Consumer Premise Equipment (CPE) has become common, nearly ubiquitous, home and small office attire. Many homes have a router/modem device that mediates access between home devices and the ISP. Abuse of these devices is particularly problematic both because the owner has difficulty interfacing with (and fixing) the device and because the static code provided by the vendor is generally rotted (and vulnerable) by the time the consumer unpacks the device. The poor management of CPE has created an Internet-scale problem and potential for abuse. For example, the plurality of open DNS resolvers accessible on the Internet are on medium-speed DSL connections, the sorts of connections leased to home and small-business users. These devices are available for abuse in reflected and amplified DDoS attacks. The vulnerable devices themselves can also be leveraged against the consumer in middleperson attacks. In this presentation, we quantify this problem and provide recommendations for how the Internet community can address this public-health-like problem.

Presenters:

  • Paul Vixie - Farsight Security, Inc.
    Dr. Paul Vixie is the CEO of Farsight Security. He previously served as President, Chairman, and Founder of Internet Systems Consortium (ISC), as President of MAPS, PAIX, and MIBH, as CTO of Abovenet/MFN, and on the board of several for-profit and non-profit companies. He served on the ARIN Board of Trustees from 2005 to 2013, and as Chairman in 2008 and 2009. Vixie is a founding member of ICANN Root Server System Advisory Committee (RSSAC) and ICANN Security and Stability Advisory Committee (SSAC). Vixie has been contributing to Internet protocols and UNIX systems as a protocol designer and software architect since 1980. He is considered the primary author and technical architect of BIND 8, and he hired many of the people who wrote BIND 9. He has authored or co-authored a dozen or so RFCs, mostly on DNS and related topics, and of Sendmail: Theory and Practice (Digital Press, 1994). He earned his PhD from Keio University for work related to the Internet Domain Name System (DNS and DNSSEC).
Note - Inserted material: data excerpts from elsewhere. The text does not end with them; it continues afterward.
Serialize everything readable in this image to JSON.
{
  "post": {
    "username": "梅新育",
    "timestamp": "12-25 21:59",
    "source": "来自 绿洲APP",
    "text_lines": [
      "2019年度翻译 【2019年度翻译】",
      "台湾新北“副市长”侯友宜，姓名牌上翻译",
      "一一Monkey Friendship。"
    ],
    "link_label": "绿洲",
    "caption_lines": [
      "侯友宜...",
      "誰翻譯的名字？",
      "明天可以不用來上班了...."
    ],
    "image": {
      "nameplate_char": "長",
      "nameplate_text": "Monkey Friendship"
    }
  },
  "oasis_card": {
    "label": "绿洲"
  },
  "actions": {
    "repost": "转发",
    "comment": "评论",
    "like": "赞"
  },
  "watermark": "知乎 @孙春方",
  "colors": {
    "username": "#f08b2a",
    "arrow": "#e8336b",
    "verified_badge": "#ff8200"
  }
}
  • Jonathan Spring - Carnegie Mellon University
    Jonathan Spring is a member of the technical staff with the CERT Threat Analysis Group of the Software Engineering Institute, Carnegie Mellon University. He began working at CERT in 2009. He is the co-author of an information security textbook "Introduction to Information Security: A Strategic-Based Approach." He also serves as an Adjunct Professor at the University of Pittsburgh's School of Information Sciences. His research topics include monitoring cloud computing, DNS traffic analysis, and game theory. He holds a master's degree in information security and a bachelor's degree in Philosophy from the University of Pittsburgh.
  • Chris Hallenbeck - US-CERT
    In his current role, Mr. Hallenbeck provides technical leadership to personnel in Network Analysis and Digital Analysis in addition to directly overseeing the Incident Response Team's deployments. He is responsible for providing technical mentorship to a cadre of employees who monitor, analyze, evaluate, and respond to network security anomalies across the unclassified Federal Executive Branch network sensor grid and established Critical Infrastructure and Key Resource Sectors. In 2014 he has passed the 5 year mark for service at DHS. Prior to joining US-CERT, Mr. Hallenbeck worked for RSA Security and EMC as a security engineer in their then fledgling Consumer Solutions Division. Previous to RSA Mr. Hallenbeck worked for 6 years at AOL first as a systems administrator then as part of the AOL/TW global incident response team. When not chasing electrons, Mr. Hallenbeck much prefers to be someplace tropical 50-100 feet under the water.